The agentic workspace where people and AI coding agents share one understanding of every project.

What is Piyaz

Most of us are not writing much code by hand anymore. We direct agents that do. An agent will plan and ship one well-scoped task reliably. A real project is dozens of them with dependencies between them, and that is where it gets hard: context drifts between sessions, attention lands on the wrong things, and quality falls off the further the work gets from the one slice the agent actually reasoned about.

Piyaz brings the conventional engineering process to agentic work. You drop in a project or a feature, and it decomposes the work into small, concrete tasks with the dependencies and relationships between them. You and your agents then refine those tasks, plan them, implement them, and ship them, without losing the thread between sessions or between agents.

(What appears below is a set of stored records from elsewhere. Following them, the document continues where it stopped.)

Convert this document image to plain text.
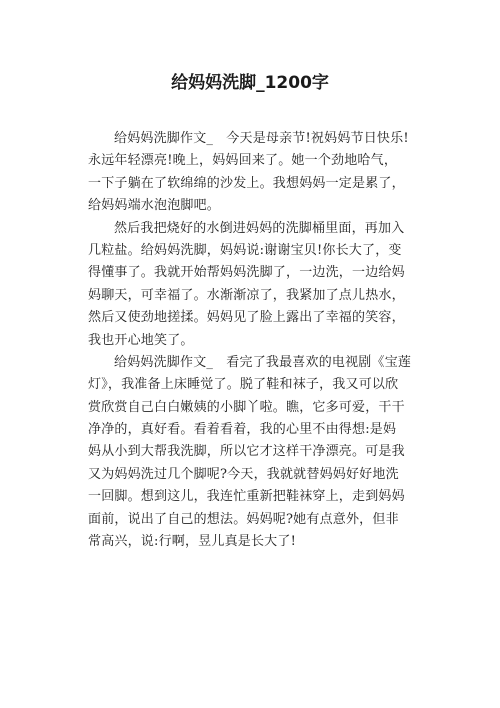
给妈妈洗脚_1200字
给妈妈洗脚作文_　今天是母亲节!祝妈妈节日快乐!
永远年轻漂亮!晚上，妈妈回来了。她一个劲地哈气，
一下子躺在了软绵绵的沙发上。我想妈妈一定是累了，
给妈妈端水泡泡脚吧。
然后我把烧好的水倒进妈妈的洗脚桶里面，再加入
几粒盐。给妈妈洗脚，妈妈说:谢谢宝贝!你长大了，变
得懂事了。我就开始帮妈妈洗脚了，一边洗，一边给妈
妈聊天，可幸福了。水渐渐凉了，我紧加了点儿热水，
然后又使劲地搓揉。妈妈见了脸上露出了幸福的笑容，
我也开心地笑了。
给妈妈洗脚作文_　看完了我最喜欢的电视剧《宝莲
灯》，我准备上床睡觉了。脱了鞋和袜子，我又可以欣
赏欣赏自己白白嫩姨的小脚丫啦。瞧，它多可爱，干干
净净的，真好看。看着看着，我的心里不由得想:是妈
妈从小到大帮我洗脚，所以它才这样干净漂亮。可是我
又为妈妈洗过几个脚呢?今天，我就就替妈妈好好地洗
一回脚。想到这儿，我连忙重新把鞋袜穿上，走到妈妈
面前，说出了自己的想法。妈妈呢?她有点意外，但非
常高兴，说:行啊，昱儿真是长大了!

The app is the memory and the coordination layer. It keeps a consistent record of the project, maps how the tasks relate, and orchestrates the work across people and agents. When an agent picks up a task, the context it needs is already attached: a token-dense brief engineered around how model attention works, so the agent arrives knowing the project, the engineering standards, and the decisions you made along the way in your codebase. It does not start cold, and it does not need a re-briefing.

That is the shape of it: an agentic workspace where people and AI coding agents share one understanding of every project.

Two core concepts

  • Context network: a living map of your project that captures not just what was built, but why decisions were made, what was tried and abandoned, and how parts of the codebase relate.
  • Context retrieval interface: five context shapes, one per job. A task reads as a quick summary, a working view for refining, a planning view for writing the implementation plan, a full agent view for coding, and a review view for checking finished work. Each stage gets the slice it needs, not the whole project.

Together they drive the full lifecycle: Brainstorm → Decompose → Refine → Plan → Execute → Track.

What you get

  • Hosted at app.piyaz.ai: the default way to use Piyaz. Create an account, install the plugin, and sign in. It works across every project you open, with no server to run and no database to manage.
  • A plugin for your coding agent: Claude Code, Codex, Cursor, and Antigravity. It carries the /piyaz skill and the workflow skills (brainstorm, decompose, manage, and more); on Claude Code it also ships dispatchable agents.
  • Composer: on Claude Code, an end-to-end loop that researches a task against your codebase, writes the plan, implements it on a branch, opens a pull request, reviews it and fixes what review flags, then picks up the next ready task. It can also merge for you when you authorize it. See the composer pipeline.
  • Six MCP tools (piyaz_project, piyaz_task, piyaz_edge, piyaz_query, piyaz_context, piyaz_analyze): the programmatic surface your agent calls directly.
  • A web app: Structure mode for the task list and detailed workspace, Graph mode to observe the context network.
  • Open source: Piyaz is AGPL-3.0. Run your own instance on PostgreSQL and Next.js whenever you want. See the self-host guide.

Who it's for

Engineers who work primarily through AI coding agents (Claude Code, Codex, Cursor, Antigravity) on projects big enough that context from one session has to reach the next agent, and the one after that.